Interesting. So I know Bloom is a multilanguage model to begin with, but I used 9000 blogs that were written in English to fine tune it. That’s why I’m wondering if I did something wrong in the fine tuning.
I tested text generation with “bigscience/bloom-1b7” and it returns English as I would expect.

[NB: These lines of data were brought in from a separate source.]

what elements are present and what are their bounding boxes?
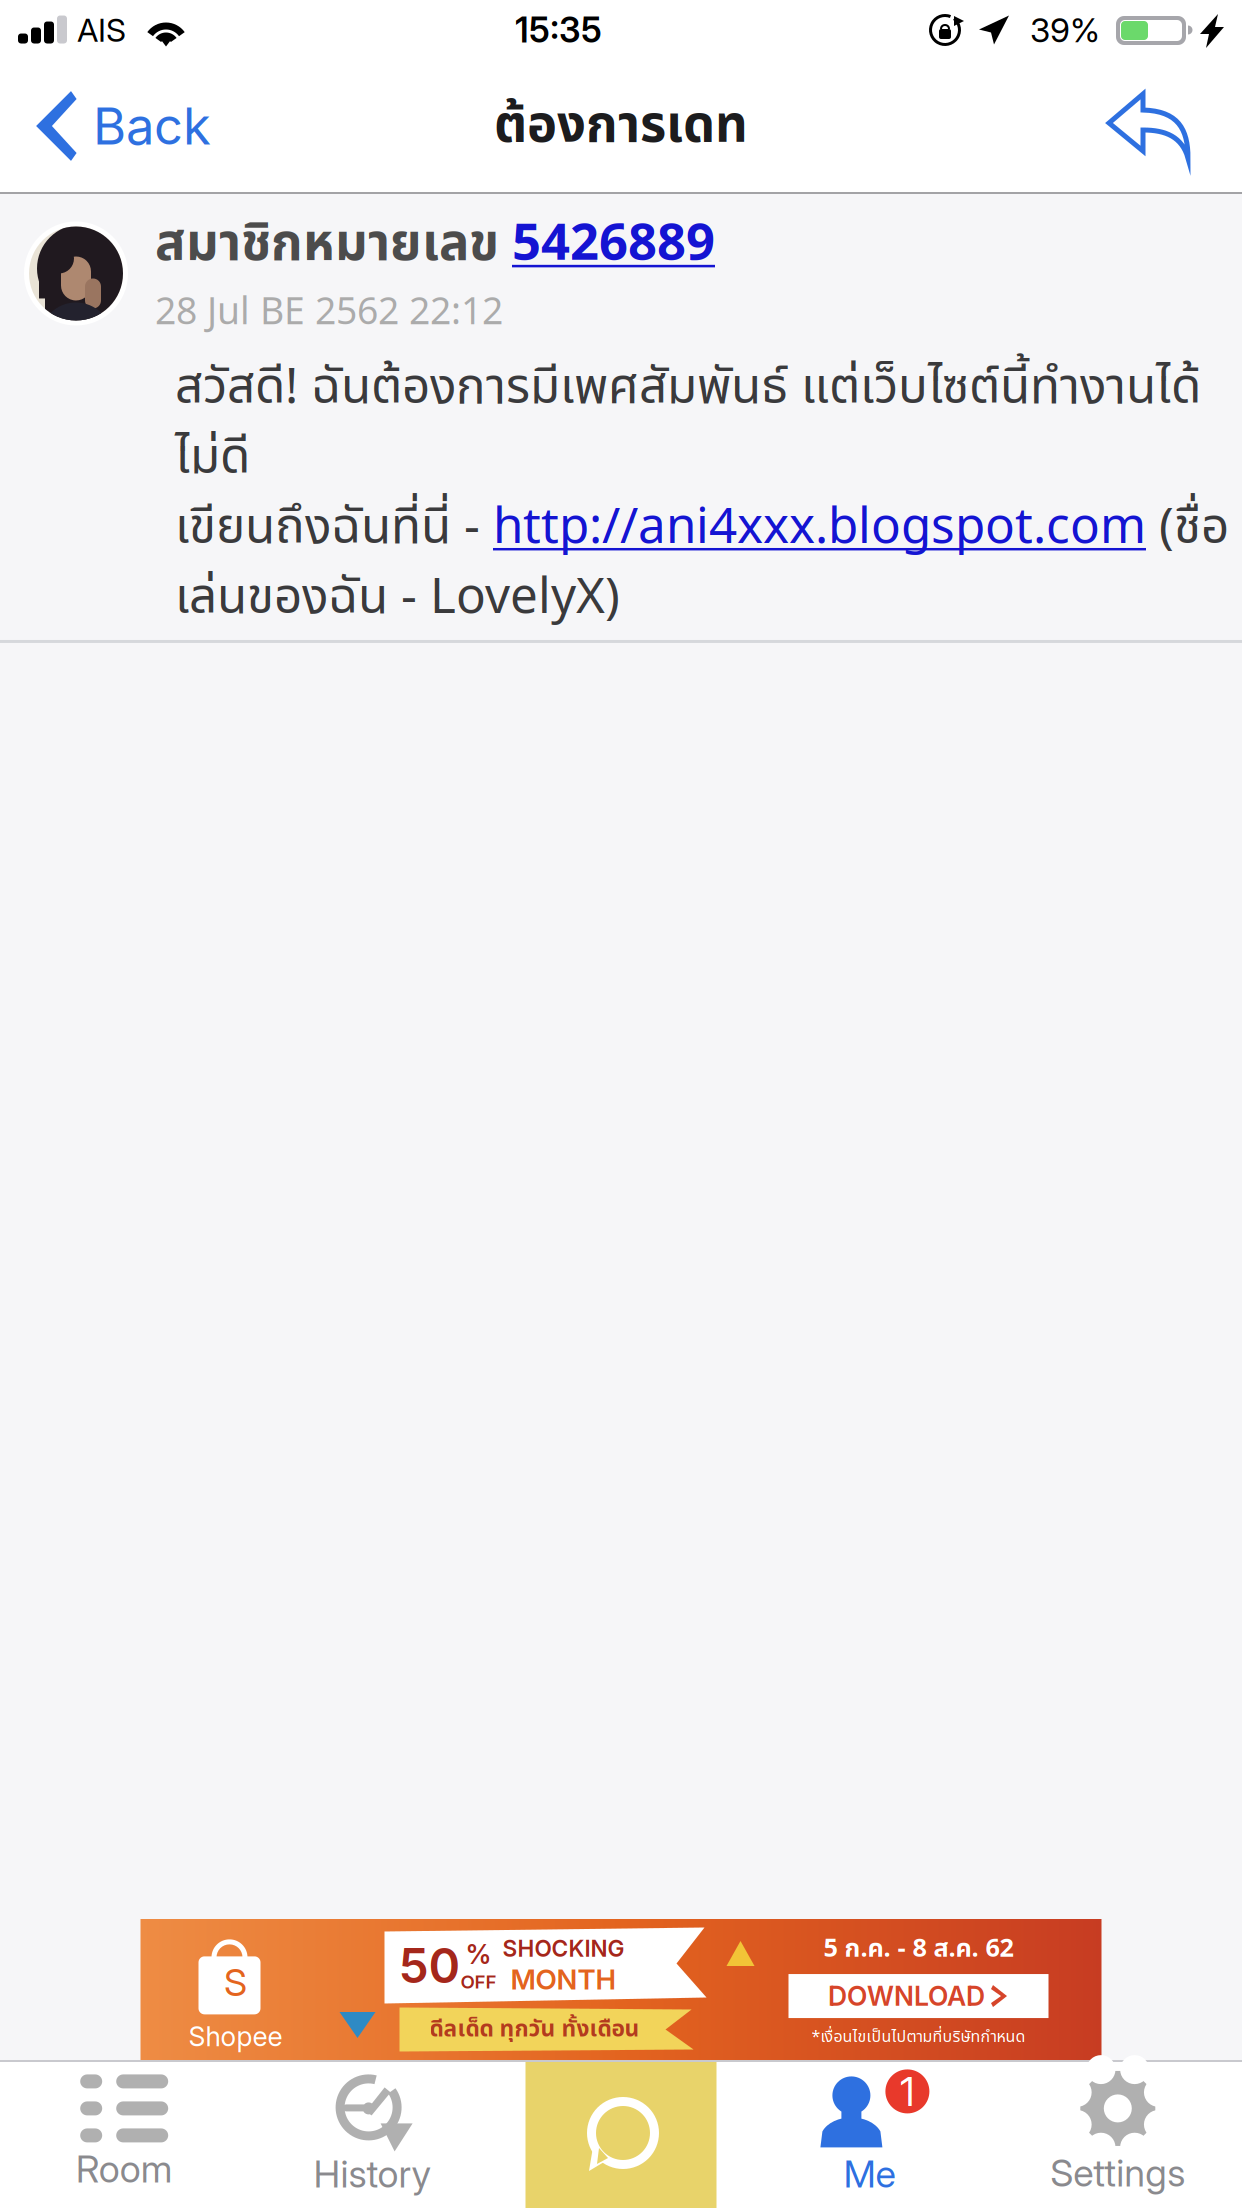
staticText: 1 xyxy=(900,2067,915,2116)
staticText: ไม่ดี xyxy=(175,421,250,495)
staticText: MONTH xyxy=(510,1962,616,1996)
staticText: ต้องการเดท xyxy=(494,88,748,164)
button[interactable]: Settings xyxy=(994,2062,1242,2208)
staticText: เขียนถึงฉันที่นี่ - xyxy=(175,491,493,565)
button[interactable]: Reply xyxy=(1092,60,1242,192)
staticText: DOWNLOAD xyxy=(828,1980,985,2012)
staticText: 15:35 xyxy=(515,9,602,51)
staticText: *เงื่อนไขเป็นไปตามที่บริษัทกำหนด xyxy=(812,2025,1026,2049)
staticText: Room xyxy=(76,2146,173,2192)
button[interactable]: History xyxy=(248,2062,497,2208)
staticText: 5 ก.ค. - 8 ส.ค. 62 xyxy=(824,1930,1014,1968)
staticText: SHOCKING xyxy=(502,1935,624,1962)
staticText: Settings xyxy=(1050,2150,1185,2196)
staticText: 39% xyxy=(1030,10,1100,50)
staticText: Back xyxy=(93,95,211,157)
button[interactable]: Room xyxy=(0,2062,248,2208)
button[interactable]: 1 xyxy=(745,2062,994,2208)
staticText: Me xyxy=(843,2151,895,2197)
button[interactable]: Shopee advertisement xyxy=(140,1919,1102,2060)
staticText: 50 xyxy=(398,1936,460,1995)
staticText: http://ani4xxx.blogspot.com xyxy=(493,491,1146,565)
button[interactable]: Back xyxy=(0,60,227,192)
staticText: S xyxy=(224,1960,247,2005)
staticText: % xyxy=(466,1938,492,1970)
staticText: สวัสดี! ฉันต้องการมีเพศสัมพันธ์ แต่เว็บไ… xyxy=(175,351,1201,425)
staticText: History xyxy=(314,2151,432,2197)
button[interactable]: Chat xyxy=(526,2062,716,2208)
staticText: AIS xyxy=(77,11,126,49)
staticText: 28 Jul BE 2562 22:12 xyxy=(155,285,503,341)
staticText: OFF xyxy=(460,1970,496,1993)
staticText: (ชื่อ xyxy=(1146,491,1229,565)
staticText: ดีลเด็ด ทุกวัน ทั้งเดือน xyxy=(430,2012,640,2047)
staticText: สมาชิกหมายเลข xyxy=(155,206,512,283)
staticText: 5426889 xyxy=(512,206,715,283)
staticText: เล่นของฉัน - LovelyX) xyxy=(175,561,620,635)
staticText: Shopee xyxy=(188,2020,282,2053)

I think I setup all the things correctly:
checkpoint = “bigscience/bloom-1b7”
tokenizer = AutoTokenizer.from_pretrained(checkpoint)
data_collator = DataCollatorForLanguageModeling(tokenizer, mlm=False, return_tensors=“pt”)
context_length = 256
config = AutoConfig.from_pretrained(checkpoint, vocab_size=len(tokenizer), n_ctx=context_length, bos_token_id=tokenizer.bos_token_id, eos_token_id=tokenizer.eos_token_id,)
model = BloomForCausalLM(config)
I configured all the training:
ds_config_json = r’/deepspeed-config.json’
args = TrainingArguments(
output_dir=model_loc,
per_device_train_batch_size=32,
per_device_eval_batch_size=32,
evaluation_strategy=“steps”,
eval_steps=5_000,
logging_steps=5_000,
num_train_epochs=1,
weight_decay=0.1,
warmup_steps=1_000,
lr_scheduler_type=“cosine”,
learning_rate=5e-4,
save_steps=5_000,
fp16=True,
deepspeed = ds_config_json,
)
trainer = Trainer(model=model, tokenizer=tokenizer, args=args, data_collator=data_collator, train_dataset=tokenized_datasets[“train”], eval_dataset=tokenized_datasets[“test”],)
I ran trainer.train() and it returned:
“Training completed. Do not forget to share your model on Models - Hugging Face =)”
Could I have not saved it properly?
trainer.save_model(model_loc)